# 1st Homework - data visualisation and web scraping (deadline October 18th)

  * In this homework you should download (*scrape*) data from the web, process it and visualise.
  * The objective is to download data from server https://www.psp.cz/en/sqw/hlasovani.sqw?o=8 regarding voting in the Chamber of Deputies of the Parliament of the Czech Republic, save it in a tabular form and create visualisations, which make exploration of the data easier and show interesting information about it.

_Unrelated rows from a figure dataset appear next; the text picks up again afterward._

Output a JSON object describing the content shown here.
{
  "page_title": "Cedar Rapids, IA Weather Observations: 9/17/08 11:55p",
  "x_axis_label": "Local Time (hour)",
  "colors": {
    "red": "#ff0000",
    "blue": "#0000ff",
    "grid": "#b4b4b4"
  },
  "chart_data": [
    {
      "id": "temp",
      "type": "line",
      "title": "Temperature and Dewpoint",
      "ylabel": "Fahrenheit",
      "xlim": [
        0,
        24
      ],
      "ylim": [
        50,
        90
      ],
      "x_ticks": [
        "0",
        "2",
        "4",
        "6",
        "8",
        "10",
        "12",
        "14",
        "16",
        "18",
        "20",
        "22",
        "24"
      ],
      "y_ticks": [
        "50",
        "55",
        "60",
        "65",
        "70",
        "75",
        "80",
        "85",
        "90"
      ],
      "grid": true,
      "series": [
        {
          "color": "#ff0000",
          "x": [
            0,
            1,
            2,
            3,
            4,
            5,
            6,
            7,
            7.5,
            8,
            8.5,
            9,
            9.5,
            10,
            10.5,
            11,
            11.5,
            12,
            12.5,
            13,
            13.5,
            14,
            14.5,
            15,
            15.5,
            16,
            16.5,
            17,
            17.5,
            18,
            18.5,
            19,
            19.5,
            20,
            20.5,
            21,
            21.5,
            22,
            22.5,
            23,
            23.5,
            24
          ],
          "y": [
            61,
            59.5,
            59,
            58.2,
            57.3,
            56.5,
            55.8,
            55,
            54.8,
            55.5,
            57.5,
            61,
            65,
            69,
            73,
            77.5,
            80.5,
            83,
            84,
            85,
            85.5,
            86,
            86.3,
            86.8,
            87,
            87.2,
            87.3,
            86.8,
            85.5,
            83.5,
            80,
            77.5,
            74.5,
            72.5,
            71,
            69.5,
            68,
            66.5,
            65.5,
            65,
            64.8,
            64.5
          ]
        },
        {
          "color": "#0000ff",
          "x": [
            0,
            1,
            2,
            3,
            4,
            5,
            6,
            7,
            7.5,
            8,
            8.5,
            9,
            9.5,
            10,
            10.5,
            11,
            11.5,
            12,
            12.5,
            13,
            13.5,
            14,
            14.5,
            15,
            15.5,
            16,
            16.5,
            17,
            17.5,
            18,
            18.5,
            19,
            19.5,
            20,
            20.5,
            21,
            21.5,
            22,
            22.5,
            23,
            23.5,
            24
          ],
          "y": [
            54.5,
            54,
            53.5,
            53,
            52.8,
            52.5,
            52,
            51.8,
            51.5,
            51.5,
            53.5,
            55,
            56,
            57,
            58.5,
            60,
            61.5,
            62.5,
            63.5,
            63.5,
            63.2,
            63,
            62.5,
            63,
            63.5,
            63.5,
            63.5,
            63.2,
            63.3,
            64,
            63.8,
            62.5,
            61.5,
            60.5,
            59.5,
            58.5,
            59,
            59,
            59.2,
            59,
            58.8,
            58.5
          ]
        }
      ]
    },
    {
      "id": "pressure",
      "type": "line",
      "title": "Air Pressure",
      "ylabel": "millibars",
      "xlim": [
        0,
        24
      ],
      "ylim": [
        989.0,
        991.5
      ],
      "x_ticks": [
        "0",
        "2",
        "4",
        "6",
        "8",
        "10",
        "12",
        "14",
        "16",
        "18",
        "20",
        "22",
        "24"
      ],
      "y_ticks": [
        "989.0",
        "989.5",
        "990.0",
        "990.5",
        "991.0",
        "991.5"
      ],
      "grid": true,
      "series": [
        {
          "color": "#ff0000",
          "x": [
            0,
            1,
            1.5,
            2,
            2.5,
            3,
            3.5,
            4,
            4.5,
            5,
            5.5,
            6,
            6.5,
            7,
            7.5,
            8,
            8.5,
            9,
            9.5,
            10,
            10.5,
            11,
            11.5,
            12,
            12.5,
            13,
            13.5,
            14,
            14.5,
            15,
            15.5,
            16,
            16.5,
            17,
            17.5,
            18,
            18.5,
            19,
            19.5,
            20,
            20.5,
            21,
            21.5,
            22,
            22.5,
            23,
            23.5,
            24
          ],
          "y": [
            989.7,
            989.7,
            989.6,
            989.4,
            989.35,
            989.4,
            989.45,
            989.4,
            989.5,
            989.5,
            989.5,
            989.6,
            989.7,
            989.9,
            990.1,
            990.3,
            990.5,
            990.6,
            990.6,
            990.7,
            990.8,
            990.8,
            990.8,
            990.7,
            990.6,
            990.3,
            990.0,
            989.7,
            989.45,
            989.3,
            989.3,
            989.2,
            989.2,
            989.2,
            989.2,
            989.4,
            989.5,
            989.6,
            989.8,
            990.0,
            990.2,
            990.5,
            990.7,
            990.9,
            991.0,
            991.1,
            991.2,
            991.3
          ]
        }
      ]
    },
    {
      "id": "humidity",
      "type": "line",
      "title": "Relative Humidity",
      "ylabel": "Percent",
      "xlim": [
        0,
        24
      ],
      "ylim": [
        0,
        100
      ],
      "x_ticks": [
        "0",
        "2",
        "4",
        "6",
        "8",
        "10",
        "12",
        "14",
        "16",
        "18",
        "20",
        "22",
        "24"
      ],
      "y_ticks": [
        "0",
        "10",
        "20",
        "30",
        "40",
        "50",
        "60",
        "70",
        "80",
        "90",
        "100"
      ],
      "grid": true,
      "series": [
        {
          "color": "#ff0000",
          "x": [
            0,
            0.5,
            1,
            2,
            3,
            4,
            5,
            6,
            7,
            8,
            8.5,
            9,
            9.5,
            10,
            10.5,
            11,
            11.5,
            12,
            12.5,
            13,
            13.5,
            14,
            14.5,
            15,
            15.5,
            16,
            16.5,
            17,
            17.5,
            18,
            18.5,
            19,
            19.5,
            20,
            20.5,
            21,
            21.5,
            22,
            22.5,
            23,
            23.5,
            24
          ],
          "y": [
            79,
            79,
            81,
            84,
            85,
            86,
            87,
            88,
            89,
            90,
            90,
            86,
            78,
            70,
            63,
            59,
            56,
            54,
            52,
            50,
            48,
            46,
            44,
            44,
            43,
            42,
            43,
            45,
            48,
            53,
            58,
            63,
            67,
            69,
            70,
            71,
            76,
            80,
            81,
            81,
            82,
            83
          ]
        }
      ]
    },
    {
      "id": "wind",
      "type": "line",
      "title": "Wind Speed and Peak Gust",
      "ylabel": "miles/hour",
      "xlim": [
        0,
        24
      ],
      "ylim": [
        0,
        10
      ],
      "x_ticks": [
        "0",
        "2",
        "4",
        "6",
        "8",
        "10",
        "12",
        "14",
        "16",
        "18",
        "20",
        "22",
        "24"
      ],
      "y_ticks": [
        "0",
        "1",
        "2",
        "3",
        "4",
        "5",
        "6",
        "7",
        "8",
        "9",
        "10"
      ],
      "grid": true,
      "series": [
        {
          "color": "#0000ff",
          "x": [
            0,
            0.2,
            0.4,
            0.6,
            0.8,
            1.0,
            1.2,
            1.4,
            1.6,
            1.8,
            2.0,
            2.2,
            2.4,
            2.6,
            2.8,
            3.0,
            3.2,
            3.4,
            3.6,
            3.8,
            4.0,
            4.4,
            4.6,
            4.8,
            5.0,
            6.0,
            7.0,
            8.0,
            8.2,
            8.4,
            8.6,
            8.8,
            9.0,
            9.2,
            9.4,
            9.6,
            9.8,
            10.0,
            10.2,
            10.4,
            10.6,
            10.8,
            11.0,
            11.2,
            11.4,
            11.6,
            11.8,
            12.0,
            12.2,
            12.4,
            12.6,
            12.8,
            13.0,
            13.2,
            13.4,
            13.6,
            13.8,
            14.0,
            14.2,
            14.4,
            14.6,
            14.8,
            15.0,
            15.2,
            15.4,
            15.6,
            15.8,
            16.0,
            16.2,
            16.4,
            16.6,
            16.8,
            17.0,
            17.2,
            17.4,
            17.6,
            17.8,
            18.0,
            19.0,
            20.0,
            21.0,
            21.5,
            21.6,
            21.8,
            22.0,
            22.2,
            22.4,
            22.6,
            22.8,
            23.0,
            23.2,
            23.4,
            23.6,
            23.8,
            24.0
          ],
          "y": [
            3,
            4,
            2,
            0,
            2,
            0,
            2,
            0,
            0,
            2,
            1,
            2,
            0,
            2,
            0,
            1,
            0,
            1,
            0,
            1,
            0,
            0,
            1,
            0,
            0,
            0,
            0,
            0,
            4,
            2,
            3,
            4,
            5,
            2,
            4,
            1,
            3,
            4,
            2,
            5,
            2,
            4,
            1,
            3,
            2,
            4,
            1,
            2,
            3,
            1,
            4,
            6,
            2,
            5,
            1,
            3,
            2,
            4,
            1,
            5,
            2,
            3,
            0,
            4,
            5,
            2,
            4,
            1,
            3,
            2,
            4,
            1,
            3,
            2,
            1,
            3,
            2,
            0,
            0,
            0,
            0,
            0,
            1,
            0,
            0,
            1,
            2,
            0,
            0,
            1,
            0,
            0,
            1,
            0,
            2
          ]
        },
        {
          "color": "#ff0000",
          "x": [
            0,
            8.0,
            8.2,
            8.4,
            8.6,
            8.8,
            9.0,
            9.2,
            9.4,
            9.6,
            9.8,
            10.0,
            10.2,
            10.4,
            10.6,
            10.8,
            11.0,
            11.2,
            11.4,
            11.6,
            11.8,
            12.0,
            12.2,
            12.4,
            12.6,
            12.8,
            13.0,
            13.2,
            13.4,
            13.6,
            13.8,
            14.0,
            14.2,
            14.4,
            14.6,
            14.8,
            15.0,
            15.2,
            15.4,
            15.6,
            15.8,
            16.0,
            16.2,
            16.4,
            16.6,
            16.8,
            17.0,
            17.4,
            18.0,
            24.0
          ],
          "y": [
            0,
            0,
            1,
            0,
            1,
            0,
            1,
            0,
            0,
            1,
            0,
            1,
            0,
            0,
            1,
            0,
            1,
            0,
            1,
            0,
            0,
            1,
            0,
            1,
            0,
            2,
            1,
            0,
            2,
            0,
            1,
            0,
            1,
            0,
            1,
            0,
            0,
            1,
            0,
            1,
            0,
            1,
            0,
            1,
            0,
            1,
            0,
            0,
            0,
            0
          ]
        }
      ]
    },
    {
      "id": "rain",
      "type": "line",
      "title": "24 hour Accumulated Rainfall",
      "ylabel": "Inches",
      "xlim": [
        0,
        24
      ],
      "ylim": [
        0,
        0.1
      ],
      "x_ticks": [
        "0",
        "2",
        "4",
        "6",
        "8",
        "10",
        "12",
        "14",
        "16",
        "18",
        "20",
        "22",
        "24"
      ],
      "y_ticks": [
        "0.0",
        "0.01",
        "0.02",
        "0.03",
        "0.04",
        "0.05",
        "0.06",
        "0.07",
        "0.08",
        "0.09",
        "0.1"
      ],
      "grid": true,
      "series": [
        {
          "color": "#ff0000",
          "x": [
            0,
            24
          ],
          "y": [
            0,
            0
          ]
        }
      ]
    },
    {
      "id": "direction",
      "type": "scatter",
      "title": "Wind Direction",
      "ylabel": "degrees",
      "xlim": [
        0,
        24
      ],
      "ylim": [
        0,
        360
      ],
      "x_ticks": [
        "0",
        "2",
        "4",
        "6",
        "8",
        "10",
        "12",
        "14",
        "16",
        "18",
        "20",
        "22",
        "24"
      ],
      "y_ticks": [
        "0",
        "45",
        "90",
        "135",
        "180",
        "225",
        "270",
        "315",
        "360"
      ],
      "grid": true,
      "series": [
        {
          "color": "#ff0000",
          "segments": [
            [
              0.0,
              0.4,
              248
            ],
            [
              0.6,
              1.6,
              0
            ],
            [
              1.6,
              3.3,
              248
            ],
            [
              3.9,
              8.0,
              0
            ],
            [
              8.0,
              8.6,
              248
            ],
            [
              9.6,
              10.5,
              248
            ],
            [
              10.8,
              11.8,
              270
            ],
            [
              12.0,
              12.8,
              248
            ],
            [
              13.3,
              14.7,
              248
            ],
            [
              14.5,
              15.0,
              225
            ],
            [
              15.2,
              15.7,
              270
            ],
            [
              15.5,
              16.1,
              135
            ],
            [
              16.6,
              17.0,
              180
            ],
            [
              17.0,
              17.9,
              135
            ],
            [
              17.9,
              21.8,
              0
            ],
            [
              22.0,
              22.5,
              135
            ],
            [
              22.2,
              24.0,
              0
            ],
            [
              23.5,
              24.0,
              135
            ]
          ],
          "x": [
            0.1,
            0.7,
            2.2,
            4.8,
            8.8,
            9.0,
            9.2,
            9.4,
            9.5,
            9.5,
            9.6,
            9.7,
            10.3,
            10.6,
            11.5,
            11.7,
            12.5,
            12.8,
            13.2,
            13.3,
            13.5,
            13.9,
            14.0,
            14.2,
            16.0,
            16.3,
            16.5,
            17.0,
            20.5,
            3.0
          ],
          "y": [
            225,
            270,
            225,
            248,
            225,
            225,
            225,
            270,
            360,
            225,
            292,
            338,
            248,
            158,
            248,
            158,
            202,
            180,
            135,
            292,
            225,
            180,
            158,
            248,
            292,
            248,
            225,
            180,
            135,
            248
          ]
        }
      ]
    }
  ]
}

> **Unfortunately, the web page is only in Czech. However, it should be possible to navigate it. Please contact your tutorial teacher in case of any questions.**

## Data

 * Download data from all votings of the current Chamber of Deputies (since 2017). Download details of voting of particular deputies.
 * Data should contain basic information about the voting - number of meeting, number of voting, point of the meeting and date.

## Instructions

> **Homework is assigned in a way that you have space for invention. Thinking of the _exact solution path_ is part of the assignment. Originality will be taken into account in the evaluation.**

**Basic points of the assignment (8 points)**:
  * Write Python script for downloading data. Download the data and save it in a suitable machine-readable format.
  * **Wait at least 1 second between two consecutive requests to the server, to not overload it.**
  * In the second part of the notebook, work with the data loaded from a local file. File(s) with downloaded data should be submitted as well (so the reviewer do not have to download the data again).
  * Create visualisations to show the following:
    * Deputies changing their parliamentary clubs.
    * Attendance of individual deputies in the votings. Attendance of parliamentary clubs in the votings.
    * How often individual parliamentary clubs vote the same and different.
    * Are deputies in the same parliamentary club voting the same? Who are the biggest rebels?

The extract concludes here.